4.8. Bovendien blijkt uit in het geding gebrachte stukken dat de Rabobank gesprekken met de CGN heeft geïnitieerd omdat zij voornemens is haar bancaire relatie met de CGN te verbreken. Dat dergelijke gesprekken gaande zijn is door de GCN ook niet betwist. Dat de reden voor deze stap van de Rabobank verband houdt met eerdere berichten over fraude kan, gelet op de onder 2.11 geciteerde brief, eveneens als vaststaand worden aangenomen. Ook daarom is de publicatie niet onrechtmatig. Dat de kop boven het artikel en de eerste zin van het artikel ook kunnen worden opgevat in de zin dat het verbreken van de relatie reeds een vaststaand feit is, hetgeen niet het geval is, leidt niet tot een andere conclusie. De voorzieningenrechter is van oordeel dat die onjuiste suggestie voldoende wordt ontkracht door de tweede zin van het artikel en de (hierna nog te bespreken) aan het slot van het artikel weergegeven reactie namens de CGN.
4.11. Daarna volgt:
“Het besluit van de bank volgt op berichtgeving van NRC. Vorig jaar bleek uit die publicaties dat de broeders – die ook bekend staan als Christelijke Gemeente Nederland (CGN) – zich schuldig maken aan belastingontwijking, fraude, kinderarbeid en het schenden van de Arbeidstijdenwet. Ook verrijken leiders zich via belastingparadijzen met het geld dat de veertigduizend aanhangers wereldwijd afstaan. Van hen wonen er tweeduizend in Nederland”.
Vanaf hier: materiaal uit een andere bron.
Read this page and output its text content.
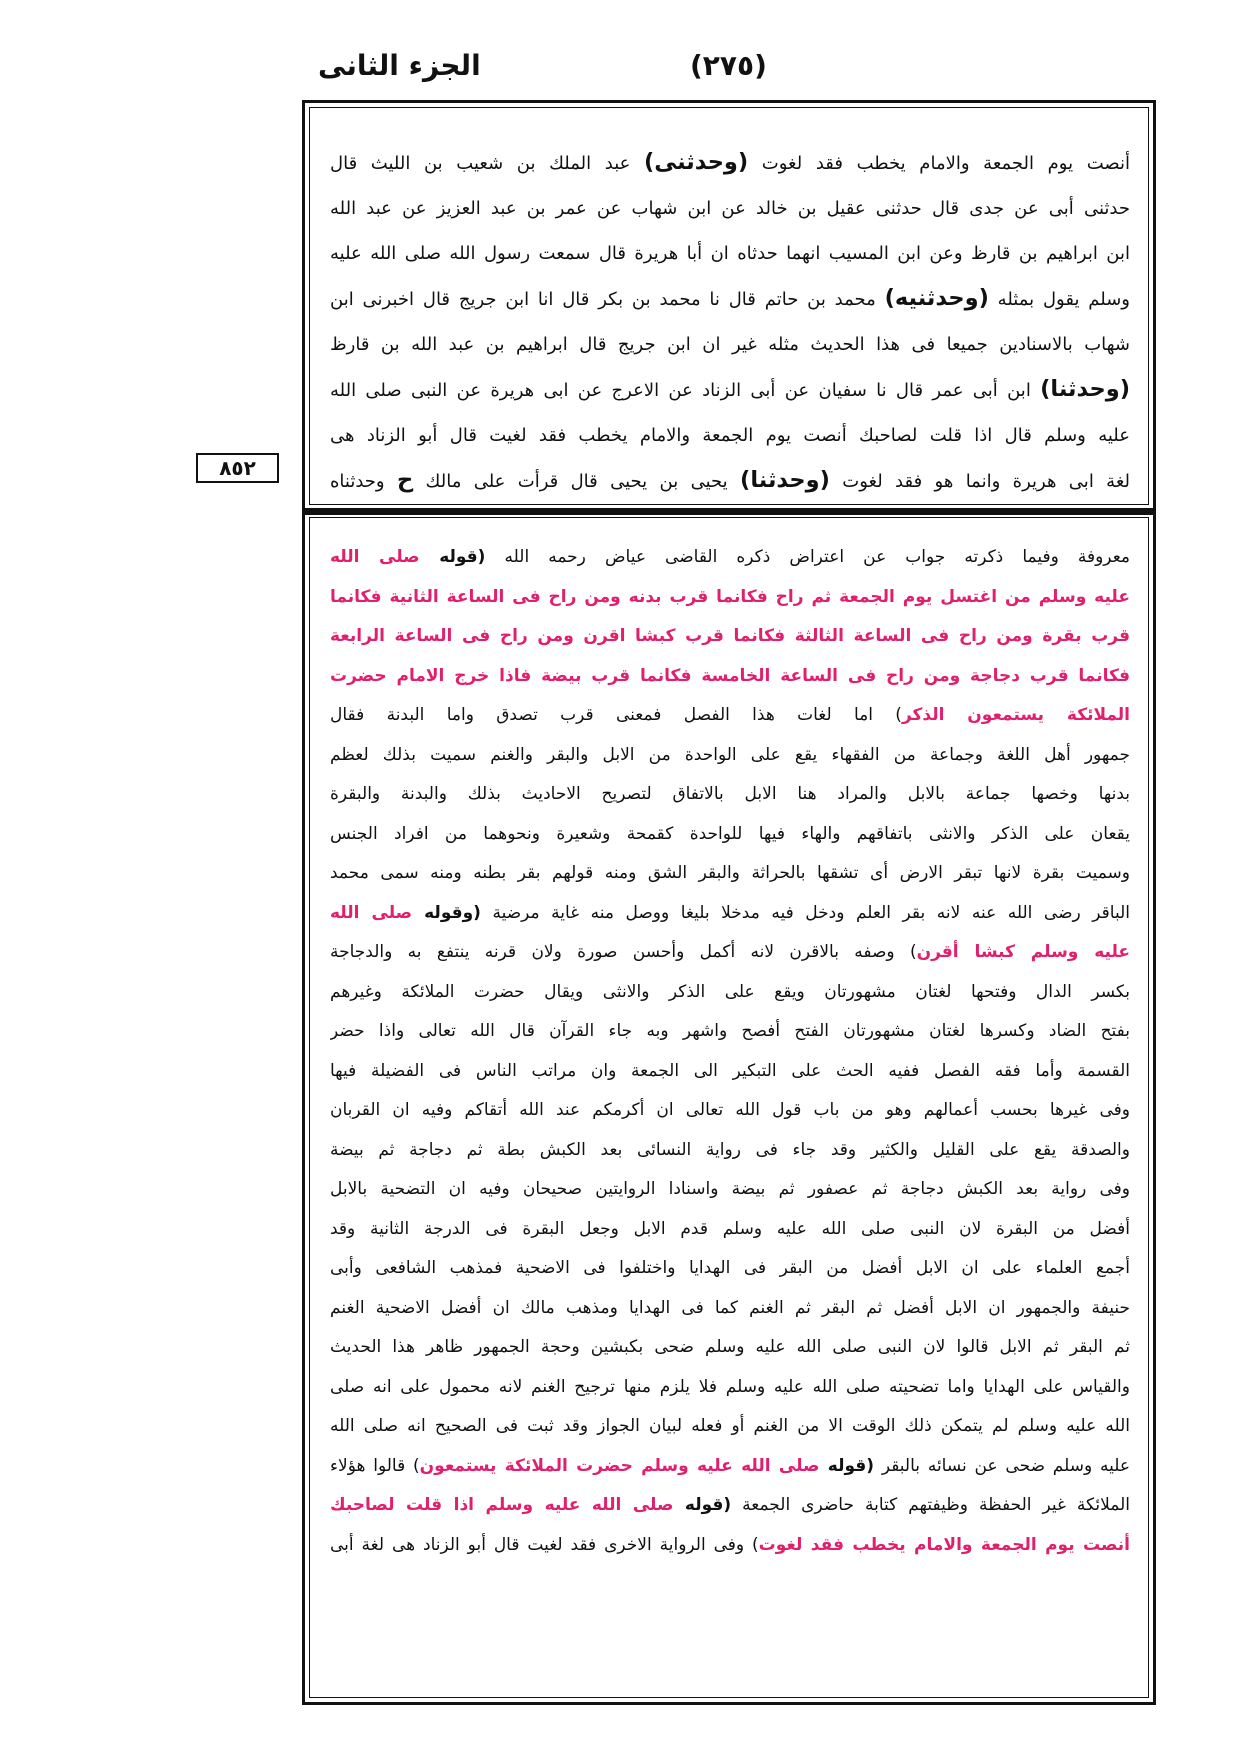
الجزء الثانى	(٢٧٥)
٨٥٢
أنصت يوم الجمعة والامام يخطب فقد لغوت (وحدثنى) عبد الملك بن شعيب بن الليث قال
حدثنى أبى عن جدى قال حدثنى عقيل بن خالد عن ابن شهاب عن عمر بن عبد العزيز عن عبد الله
ابن ابراهيم بن قارظ وعن ابن المسيب انهما حدثاه ان أبا هريرة قال سمعت رسول الله صلى الله عليه
وسلم يقول بمثله (وحدثنيه) محمد بن حاتم قال نا محمد بن بكر قال انا ابن جريج قال اخبرنى ابن
شهاب بالاسنادين جميعا فى هذا الحديث مثله غير ان ابن جريج قال ابراهيم بن عبد الله بن قارظ
(وحدثنا) ابن أبى عمر قال نا سفيان عن أبى الزناد عن الاعرج عن ابى هريرة عن النبى صلى الله
عليه وسلم قال اذا قلت لصاحبك أنصت يوم الجمعة والامام يخطب فقد لغيت قال أبو الزناد هى
لغة ابى هريرة وانما هو فقد لغوت (وحدثنا) يحيى بن يحيى قال قرأت على مالك ح وحدثناه
معروفة وفيما ذكرته جواب عن اعتراض ذكره القاضى عياض رحمه الله (قوله صلى الله
عليه وسلم من اغتسل يوم الجمعة ثم راح فكانما قرب بدنه ومن راح فى الساعة الثانية فكانما
قرب بقرة ومن راح فى الساعة الثالثة فكانما قرب كبشا اقرن ومن راح فى الساعة الرابعة
فكانما قرب دجاجة ومن راح فى الساعة الخامسة فكانما قرب بيضة فاذا خرج الامام حضرت
الملائكة يستمعون الذكر) اما لغات هذا الفصل فمعنى قرب تصدق واما البدنة فقال
جمهور أهل اللغة وجماعة من الفقهاء يقع على الواحدة من الابل والبقر والغنم سميت بذلك لعظم
بدنها وخصها جماعة بالابل والمراد هنا الابل بالاتفاق لتصريح الاحاديث بذلك والبدنة والبقرة
يقعان على الذكر والانثى باتفاقهم والهاء فيها للواحدة كقمحة وشعيرة ونحوهما من افراد الجنس
وسميت بقرة لانها تبقر الارض أى تشقها بالحراثة والبقر الشق ومنه قولهم بقر بطنه ومنه سمى محمد
الباقر رضى الله عنه لانه بقر العلم ودخل فيه مدخلا بليغا ووصل منه غاية مرضية (وقوله صلى الله
عليه وسلم كبشا أقرن) وصفه بالاقرن لانه أكمل وأحسن صورة ولان قرنه ينتفع به والدجاجة
بكسر الدال وفتحها لغتان مشهورتان ويقع على الذكر والانثى ويقال حضرت الملائكة وغيرهم
بفتح الضاد وكسرها لغتان مشهورتان الفتح أفصح واشهر وبه جاء القرآن قال الله تعالى واذا حضر
القسمة وأما فقه الفصل ففيه الحث على التبكير الى الجمعة وان مراتب الناس فى الفضيلة فيها
وفى غيرها بحسب أعمالهم وهو من باب قول الله تعالى ان أكرمكم عند الله أتقاكم وفيه ان القربان
والصدقة يقع على القليل والكثير وقد جاء فى رواية النسائى بعد الكبش بطة ثم دجاجة ثم بيضة
وفى رواية بعد الكبش دجاجة ثم عصفور ثم بيضة واسنادا الروايتين صحيحان وفيه ان التضحية بالابل
أفضل من البقرة لان النبى صلى الله عليه وسلم قدم الابل وجعل البقرة فى الدرجة الثانية وقد
أجمع العلماء على ان الابل أفضل من البقر فى الهدايا واختلفوا فى الاضحية فمذهب الشافعى وأبى
حنيفة والجمهور ان الابل أفضل ثم البقر ثم الغنم كما فى الهدايا ومذهب مالك ان أفضل الاضحية الغنم
ثم البقر ثم الابل قالوا لان النبى صلى الله عليه وسلم ضحى بكبشين وحجة الجمهور ظاهر هذا الحديث
والقياس على الهدايا واما تضحيته صلى الله عليه وسلم فلا يلزم منها ترجيح الغنم لانه محمول على انه صلى
الله عليه وسلم لم يتمكن ذلك الوقت الا من الغنم أو فعله لبيان الجواز وقد ثبت فى الصحيح انه صلى الله
عليه وسلم ضحى عن نسائه بالبقر (قوله صلى الله عليه وسلم حضرت الملائكة يستمعون) قالوا هؤلاء
الملائكة غير الحفظة وظيفتهم كتابة حاضرى الجمعة (قوله صلى الله عليه وسلم اذا قلت لصاحبك
أنصت يوم الجمعة والامام يخطب فقد لغوت) وفى الرواية الاخرى فقد لغيت قال أبو الزناد هى لغة أبى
4.12. Tussen partijen is niet in geschil dat NRC heeft gepubliceerd over de CGN. De verschillende waardering van die publicaties maakt nu juist het onderwerp van het geschil tussen partijen uit. Verder blijkt uit de onder 2.11 geciteerde brief voldoende van een verband tussen de publicaties in het NRC en het (voorgenomen) besluit van de Rabobank. De vraag of die beschuldigingen in die publicaties door NRC mochten worden gedaan valt buiten het bestek van dit kort geding. De CGN heeft aangekondigd hierover een bodemprocedure te willen beginnen. Voor zover de CGN stelt dat het verwijzen naar die beschuldigingen in dit artikel onrechtmatig is, wordt dit verworpen. De (on)rechtmatigheid van het verwijzen naar een beschuldiging kan niet los van de juistheid van de beschuldiging als zodanig worden beoordeeld. Daarvoor ontbreekt echter, als eerder vermeld, het spoedeisend belang. Daar komt bij dat door NRC stukken in het geding zijn gebracht waarop zij de genoemde beschuldigingen baseert. Deze zijn door de CGN niet gemotiveerd weersproken. Dit leidt tot het oordeel dat, hoewel het gaat om ernstige beschuldigingen, er geen grond is om vooruitlopend op een nog te entameren bodemprocedure over die beschuldigingen als zodanig, het verwijzen naar die beschuldigingen als onrechtmatig te bestempelen.
4.21. Uit het voorgaande volgt dat naar het oordeel van de voorzieningenrechter geen sprake is van een onrechtmatige publicatie.